FIN DE SOIRÉE

En fin de soirée, la montée de l'écœurement est un phénomène inévitable. Il y a une espèce de planning de l'horreur. Enfin, je ne sais pas; je pense.

L'expansion du vide intérieur. C'est cela. Un décollage de tout événement possible. Comme si vous étiez suspendu dans le vide, à équidistance de toute action réelle, par des forces magnétiques d'une puissance monstrueuse.


Ainsi suspendu, dans l'incapacité de toute prise concrète sur le monde, la nuit pourra vous sembler longue. Elle le sera, en effet.

Ce sera, pourtant, une nuit protégée; mais vous n'apprécierez pas cette protection.

Vous ne l'apprécierez que plus tard, une fois revenu dans la ville, une fois revenu dans le jour, une fois revenu dans le monde. Vers neuf heures, le monde aura déjà atteint son plein niveau d'activité. Il tournera souplement, avec un ronflement léger. Il vous faudra y prendre part, vous lancer – un peu comme on saute sur le marchepied d'un train qui s'ébranle pour quitter la gare. Vous n'y parviendrez pas. Une fois de plus, vous attendrez la nuit – qui pourtant, une fois de plus, vous apportera l'épuisement, l'incertitude et l'horreur. Et cela recommencera ainsi, tous les jours, jusqu'à la fin du monde.


Derrière mes dents et jusqu'au fond de ma gorge mon palais est tapissé de ramifications brunes, rigidifiées et entremêlées comme des branches mortes; mais à l'intérieur vit un nerf de douleur. Leurs indentations et leurs divisions sont si fertiles que les tiges forment un buisson touffu, comme une surface légèrement rugueuse au-dessus de la chair; ces faibles tiges supportent à peine le poids du paquet de branches mortes qui les surmonte. La surface en dessous est sale, avec de gros grumeaux de crasse, des capsules et des bouteilles vides qui roulent et frappent les tiges, parcourant l'ensemble du massif d'un frémissement douloureux.

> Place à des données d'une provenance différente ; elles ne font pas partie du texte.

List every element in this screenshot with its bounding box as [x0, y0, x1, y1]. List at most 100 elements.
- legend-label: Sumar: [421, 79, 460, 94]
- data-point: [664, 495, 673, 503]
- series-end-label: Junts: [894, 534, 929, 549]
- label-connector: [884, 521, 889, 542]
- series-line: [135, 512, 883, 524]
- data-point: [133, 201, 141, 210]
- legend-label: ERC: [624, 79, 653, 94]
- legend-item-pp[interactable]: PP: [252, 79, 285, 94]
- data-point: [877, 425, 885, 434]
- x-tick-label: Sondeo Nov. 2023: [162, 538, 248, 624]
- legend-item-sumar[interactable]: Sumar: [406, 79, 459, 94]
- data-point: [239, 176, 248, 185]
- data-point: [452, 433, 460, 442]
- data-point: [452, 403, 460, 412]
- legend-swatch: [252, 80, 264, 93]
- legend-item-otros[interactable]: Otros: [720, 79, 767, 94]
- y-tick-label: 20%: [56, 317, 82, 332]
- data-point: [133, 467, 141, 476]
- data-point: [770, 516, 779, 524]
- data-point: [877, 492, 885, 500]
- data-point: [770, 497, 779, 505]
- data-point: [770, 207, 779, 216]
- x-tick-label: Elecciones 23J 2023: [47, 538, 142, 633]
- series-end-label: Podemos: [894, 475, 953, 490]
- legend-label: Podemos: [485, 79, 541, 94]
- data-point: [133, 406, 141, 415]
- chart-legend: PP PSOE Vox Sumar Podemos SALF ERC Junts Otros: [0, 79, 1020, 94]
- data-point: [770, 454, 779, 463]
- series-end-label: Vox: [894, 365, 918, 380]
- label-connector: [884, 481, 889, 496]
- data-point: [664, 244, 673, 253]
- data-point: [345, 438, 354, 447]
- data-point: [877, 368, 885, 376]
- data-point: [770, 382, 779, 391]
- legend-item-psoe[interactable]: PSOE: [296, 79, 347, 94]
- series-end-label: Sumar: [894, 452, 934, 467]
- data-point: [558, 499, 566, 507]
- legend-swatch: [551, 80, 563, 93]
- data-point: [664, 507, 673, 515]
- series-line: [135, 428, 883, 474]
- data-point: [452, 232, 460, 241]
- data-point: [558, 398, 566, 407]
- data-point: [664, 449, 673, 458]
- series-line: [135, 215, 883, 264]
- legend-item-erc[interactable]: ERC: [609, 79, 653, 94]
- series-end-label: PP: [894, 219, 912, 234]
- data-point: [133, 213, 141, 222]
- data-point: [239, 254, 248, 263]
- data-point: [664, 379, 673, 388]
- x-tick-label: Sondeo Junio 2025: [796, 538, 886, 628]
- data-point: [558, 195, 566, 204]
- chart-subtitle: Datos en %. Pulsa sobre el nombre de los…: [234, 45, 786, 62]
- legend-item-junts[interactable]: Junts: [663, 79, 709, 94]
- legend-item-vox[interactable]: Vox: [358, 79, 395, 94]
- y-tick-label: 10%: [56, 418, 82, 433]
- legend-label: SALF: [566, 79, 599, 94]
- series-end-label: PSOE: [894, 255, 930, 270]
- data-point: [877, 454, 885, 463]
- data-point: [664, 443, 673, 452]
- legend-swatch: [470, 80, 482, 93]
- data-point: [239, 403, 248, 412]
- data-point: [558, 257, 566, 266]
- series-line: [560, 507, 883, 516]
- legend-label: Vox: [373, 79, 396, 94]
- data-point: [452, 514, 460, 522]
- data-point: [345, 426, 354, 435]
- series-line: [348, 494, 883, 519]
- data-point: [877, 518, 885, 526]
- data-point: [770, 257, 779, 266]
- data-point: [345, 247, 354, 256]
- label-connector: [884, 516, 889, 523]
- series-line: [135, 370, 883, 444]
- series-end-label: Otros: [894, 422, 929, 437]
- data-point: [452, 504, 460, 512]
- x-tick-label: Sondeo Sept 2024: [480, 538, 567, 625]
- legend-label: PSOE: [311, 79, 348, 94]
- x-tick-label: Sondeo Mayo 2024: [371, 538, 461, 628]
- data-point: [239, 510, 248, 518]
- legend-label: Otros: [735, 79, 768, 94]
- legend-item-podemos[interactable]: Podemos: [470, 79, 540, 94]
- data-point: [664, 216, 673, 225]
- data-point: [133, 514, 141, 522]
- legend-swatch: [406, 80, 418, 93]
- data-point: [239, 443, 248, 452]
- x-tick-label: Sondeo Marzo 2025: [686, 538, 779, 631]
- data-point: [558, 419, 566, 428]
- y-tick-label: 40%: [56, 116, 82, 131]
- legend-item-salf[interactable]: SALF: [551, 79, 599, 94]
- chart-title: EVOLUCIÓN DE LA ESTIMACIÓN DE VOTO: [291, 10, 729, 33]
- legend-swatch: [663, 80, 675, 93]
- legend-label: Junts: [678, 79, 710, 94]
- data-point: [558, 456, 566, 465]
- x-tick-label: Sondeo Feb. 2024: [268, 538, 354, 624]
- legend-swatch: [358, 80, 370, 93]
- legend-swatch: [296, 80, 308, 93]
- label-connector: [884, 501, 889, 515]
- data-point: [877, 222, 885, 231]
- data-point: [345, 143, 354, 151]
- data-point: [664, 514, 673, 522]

Il y a même un os de seiche;ies ramifications ont poussé autour, se sont rigidifiées et durcies.


J'ai peur que quelqu'un vienne avec un peigne de métal et commence à le passer dans ce buisson. L'ensemble craquerait et s'arracherait de l'intérieur de ma bouche dans un jaillissement mou; les racines de mes dents viendraient avec, tout s'arracherait et pendrait de ma bouche comme une masse de chair filamenteuse et saignante.


Le lobe de mon oreille droite est gonflé de pus et de sang. Assis devant un écureuil en plastique rouge symbolisant l'action humanitaire en faveur des aveugles, je pense au pourrissement prochain de mon corps. Encore une souffrance que je connais mal et qui me reste à découvrir, pratiquement dans son intégralité. Je pense également et symétriquement, quoique de manière plus imprécise, au pourrissement et au déclin de l'Europe.


Attaqué par la maladie, le corps ne croit plus à aucune possibilité d'apaisement. Mains féminines, devenues inutiles. Toujours désirées, cependant.


Bouche entrouverte, comme des carpes, nous laissons échapper des renvois de mort. Pour dissimuler l'odeur de mort qui sort de nos gueules, qui sort invinciblement de nos gueules, nous émettons des paroles.


Les pierres calcaires qui composent nos maisons sont des animaux morts. Des animaux écartelés, dépecés, desséchés; des coquillages éviscérés. Des coquillages écrasés, triturés, malaxés par la violence interne de la terre; par la terrifiante chaleur des entrailles de la terre. Des animaux conglomérés et morts.